Crossing the 10% threshold would cause a stir in Switzerland, where shareholders have already seen their stake diluted during the capital increase and continue to see the value of their investment plummet.
In February 2021, Credit Suisse shares were worth 12.78 Swiss francs, but the bank has since endured a barrage of problems.
It was hit by the implosion of the US fund Archegos, which cost it more than $5 billion.
Meanwhile its asset management branch was rocked by the bankruptcy of British financial firm Greensill, in which some $10 billion had been committed through four funds.
Credit Suisse is one of 30 banks globally deemed too big to fail, forcing it to set aside more cash to weather a crisis.
The bank booked a net loss of 7.3 billion Swiss francs ($7.8 billion) for the 2022 financial year.
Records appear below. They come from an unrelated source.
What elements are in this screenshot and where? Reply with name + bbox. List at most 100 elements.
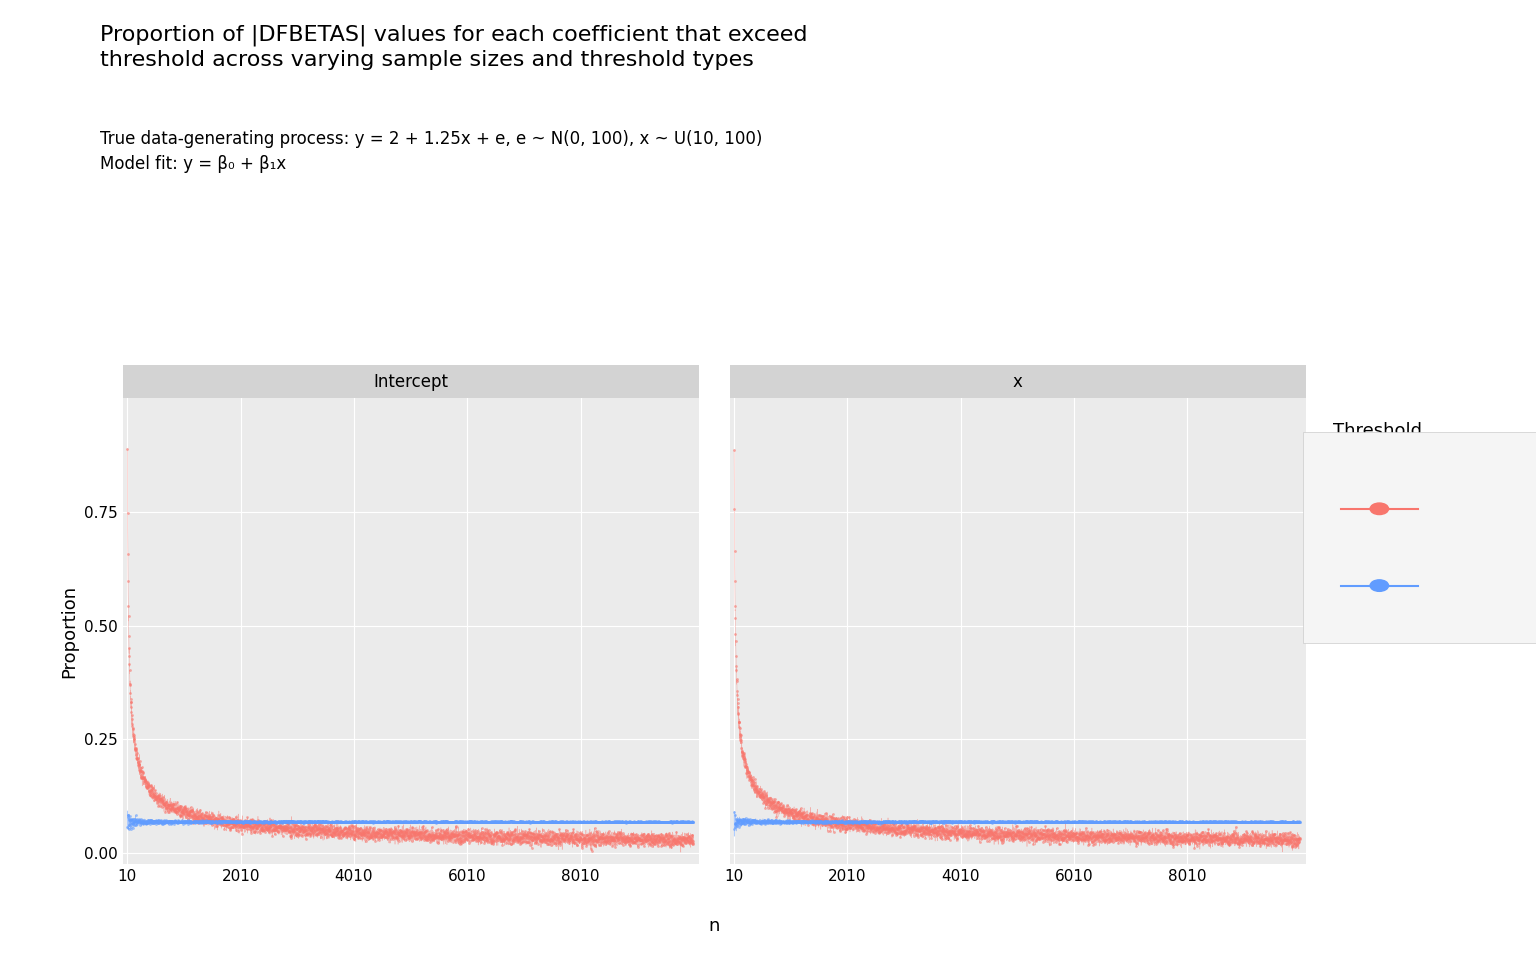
Point (289, 814, 313, 829)
Point (925, 820, 949, 835)
Point (653, 837, 677, 852)
Point (1170, 814, 1195, 829)
Point (525, 836, 550, 852)
Point (373, 814, 398, 829)
Point (723, 627, 748, 642)
Point (952, 828, 977, 844)
Point (309, 822, 333, 837)
Point (584, 832, 608, 848)
Point (796, 814, 820, 829)
Point (1046, 814, 1071, 829)
Point (329, 824, 353, 839)
Point (1215, 828, 1240, 844)
Point (668, 830, 693, 846)
Point (1060, 825, 1084, 840)
Point (822, 815, 846, 830)
Point (1180, 831, 1204, 847)
Point (240, 814, 264, 829)
Point (433, 814, 458, 829)
Point (233, 814, 258, 829)
Point (1250, 814, 1275, 829)
Point (622, 814, 647, 829)
Point (404, 827, 429, 842)
Point (1275, 832, 1299, 848)
Point (576, 830, 601, 846)
Point (803, 814, 828, 829)
Point (948, 823, 972, 838)
Point (788, 814, 813, 829)
Point (276, 813, 301, 828)
Point (1028, 831, 1052, 847)
Point (309, 824, 333, 839)
Point (991, 834, 1015, 850)
Point (980, 814, 1005, 829)
Point (381, 814, 406, 829)
Point (1140, 814, 1164, 829)
Point (820, 819, 845, 834)
Point (644, 814, 668, 829)
Point (634, 828, 659, 844)
Point (1071, 831, 1095, 847)
Point (584, 814, 608, 829)
Point (737, 815, 762, 830)
Point (1075, 813, 1100, 828)
Point (164, 813, 189, 828)
Point (1283, 839, 1307, 854)
Point (318, 816, 343, 831)
Point (217, 815, 241, 830)
Point (974, 814, 998, 829)
Point (303, 814, 327, 829)
Point (731, 812, 756, 828)
Point (1078, 830, 1103, 846)
Point (571, 830, 596, 846)
Point (281, 824, 306, 839)
Point (280, 814, 304, 829)
Point (1154, 833, 1178, 849)
Point (495, 830, 519, 846)
Point (376, 828, 401, 843)
Point (1279, 814, 1304, 829)
Point (573, 832, 598, 848)
Point (373, 814, 398, 829)
Point (263, 814, 287, 829)
Point (401, 824, 425, 839)
Point (349, 814, 373, 829)
Point (975, 824, 1000, 839)
Point (504, 831, 528, 847)
Point (539, 814, 564, 829)
Point (332, 826, 356, 841)
Point (605, 824, 630, 839)
Point (332, 815, 356, 830)
Point (392, 814, 416, 829)
Point (677, 834, 702, 850)
Point (857, 814, 882, 829)
Point (1034, 823, 1058, 838)
Point (406, 814, 430, 829)
Point (570, 814, 594, 829)
Point (1074, 831, 1098, 847)
Point (1103, 830, 1127, 846)
Point (660, 814, 685, 829)
Point (986, 820, 1011, 835)
Point (671, 814, 696, 829)
Point (1137, 814, 1161, 829)
Point (938, 828, 963, 843)
Point (733, 812, 757, 828)
Point (358, 814, 382, 829)
Point (246, 816, 270, 831)
Point (564, 814, 588, 829)
Point (425, 835, 450, 851)
Point (791, 815, 816, 830)
Point (1149, 814, 1174, 829)
Point (333, 814, 358, 829)
Point (214, 814, 238, 829)
Point (527, 814, 551, 829)
Point (352, 827, 376, 842)
Point (1166, 828, 1190, 844)
Point (224, 814, 249, 829)
Point (1115, 814, 1140, 829)
Point (998, 826, 1023, 841)
Point (1204, 814, 1229, 829)
Point (123, 813, 147, 828)
Point (238, 813, 263, 828)
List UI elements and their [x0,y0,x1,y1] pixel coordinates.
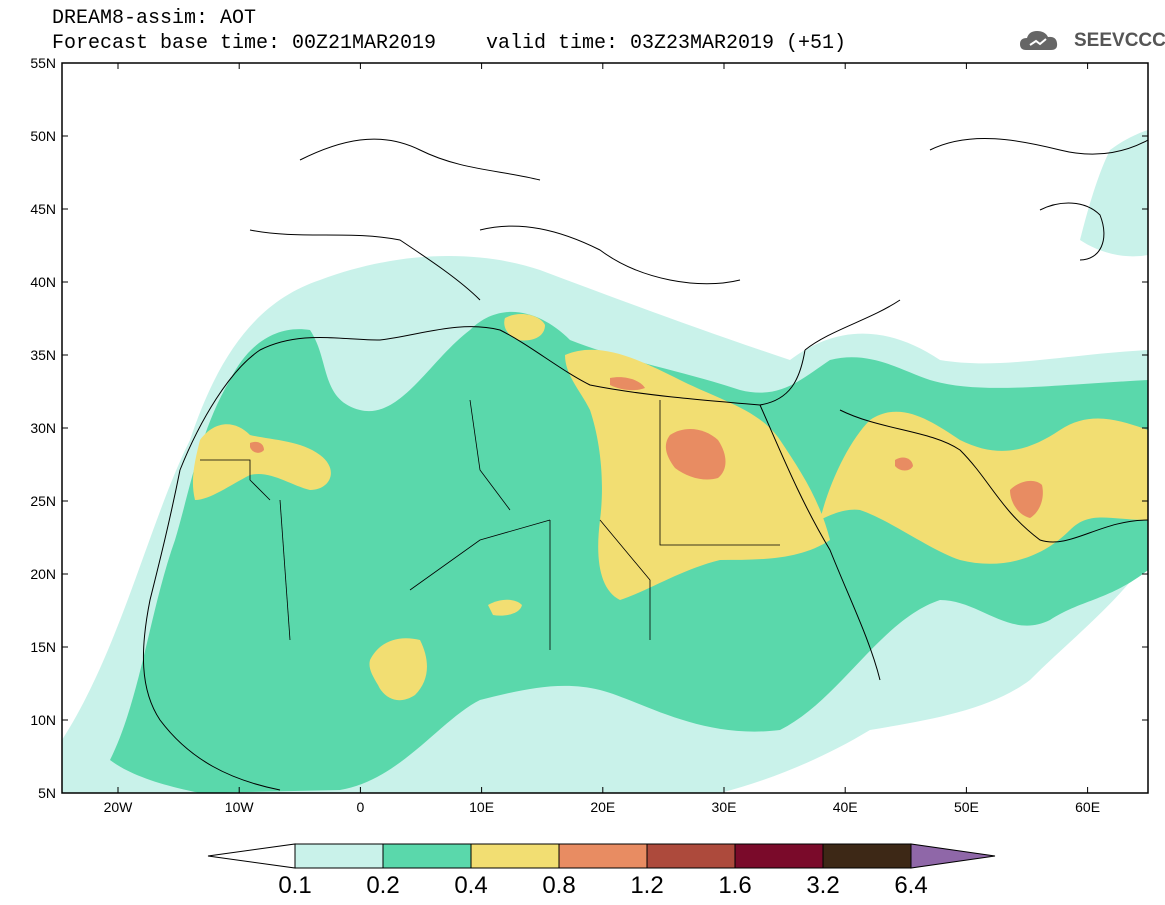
colorbar-label: 0.4 [454,872,487,899]
colorbar-label: 1.6 [718,872,751,899]
lat-label: 15N [30,639,56,655]
aot-band-0.8-c [1010,480,1043,518]
aot-band-0.4-f [488,599,522,616]
lat-label: 30N [30,420,56,436]
cloud-icon [1020,31,1058,50]
lon-label: 30E [712,799,737,815]
colorbar-label: 0.8 [542,872,575,899]
aot-band-0.4-e [504,314,545,341]
aot-band-0.8-b [610,377,645,391]
colorbar-label: 6.4 [894,872,927,899]
colorbar-over-arrow [910,843,996,869]
aot-band-0.8-a [665,428,726,480]
aot-field [62,63,1148,793]
latitude-labels: 55N 50N 45N 40N 35N 30N 25N 20N 15N 10N 5N [30,55,56,801]
aot-band-0.8-e [250,441,264,453]
lat-label: 20N [30,566,56,582]
colorbar-label: 0.2 [366,872,399,899]
lon-label: 40E [833,799,858,815]
colorbar-under-arrow [207,843,296,869]
colorbar-swatch [822,843,912,869]
colorbar-labels: 0.1 0.2 0.4 0.8 1.2 1.6 3.2 6.4 [278,872,927,899]
colorbar-swatch [734,843,824,869]
lat-label: 5N [38,785,56,801]
colorbar-label: 3.2 [806,872,839,899]
aot-band-0.4-b [820,411,1148,564]
longitude-labels: 20W 10W 0 10E 20E 30E 40E 50E 60E [104,799,1100,815]
colorbar [207,843,996,869]
lat-label: 25N [30,493,56,509]
lon-label: 20W [104,799,134,815]
lat-label: 55N [30,55,56,71]
colorbar-swatch [646,843,736,869]
lat-label: 10N [30,712,56,728]
valid-time: valid time: 03Z23MAR2019 (+51) [486,32,847,55]
lat-label: 50N [30,128,56,144]
forecast-base-time: Forecast base time: 00Z21MAR2019 [52,32,437,55]
lon-label: 10E [469,799,494,815]
colorbar-label: 1.2 [630,872,663,899]
lat-label: 35N [30,347,56,363]
colorbar-swatch [558,843,648,869]
lon-label: 0 [357,799,365,815]
colorbar-swatch [294,843,384,869]
borders [200,399,780,650]
colorbar-swatch [382,843,472,869]
lon-label: 20E [590,799,615,815]
colorbar-label: 0.1 [278,872,311,899]
coastlines [142,137,1148,791]
lat-label: 45N [30,201,56,217]
aot-band-0.1b [1080,130,1148,257]
aot-band-0.4-d [369,638,427,701]
seevccc-logo: SEEVCCC [1074,30,1165,51]
lon-label: 10W [225,799,255,815]
aot-band-0.8-d [895,457,913,471]
axis-ticks [62,62,1148,794]
colorbar-swatch [470,843,560,869]
aot-band-0.4-c [192,424,331,500]
lon-label: 60E [1075,799,1100,815]
lat-label: 40N [30,274,56,290]
lon-label: 50E [954,799,979,815]
map-title: DREAM8-assim: AOT [52,7,257,30]
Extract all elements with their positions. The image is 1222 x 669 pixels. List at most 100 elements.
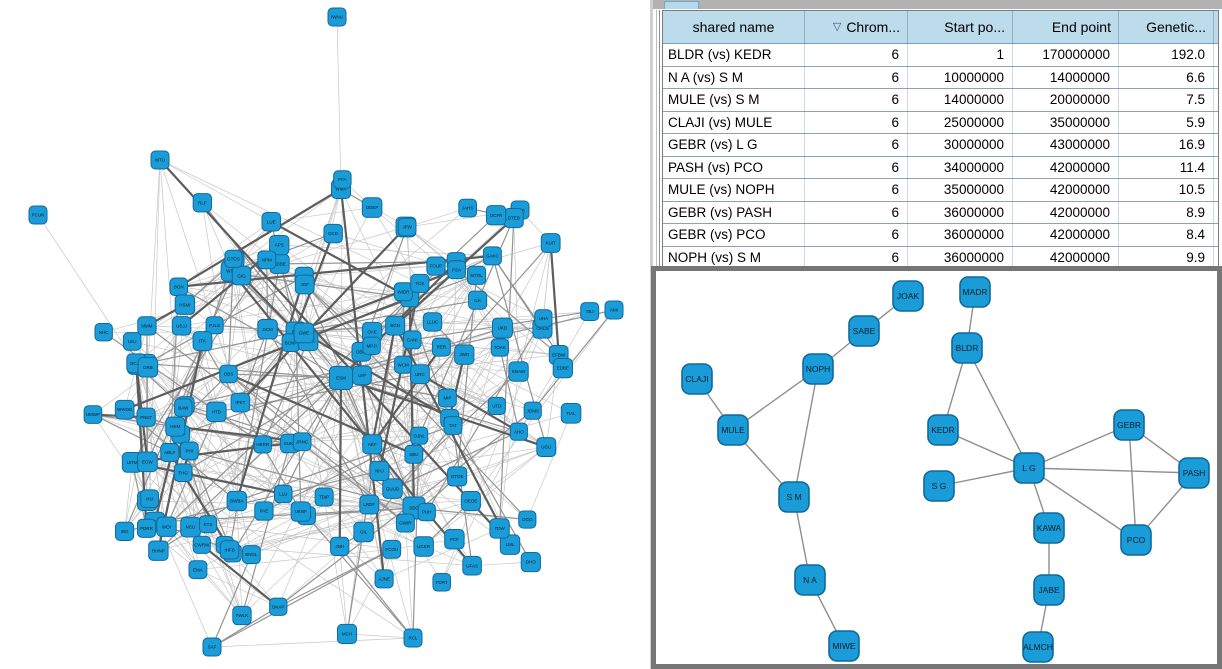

That came against a backdrop of massive withdrawals of funds by its clients, including in the wealth management sector — one of the activities on which the bank intends to refocus as part of a major restructuring plan.
The markets are feverish about Credit Suisse in the face of the tremors triggered by the bankruptcy of SVB, with the Swiss bank being considered the weak link in the sector in Switzerland.
“The pressures on Credit Suisse have hit an already jittery market,” Rabobank analyst Jane Foley told AFP.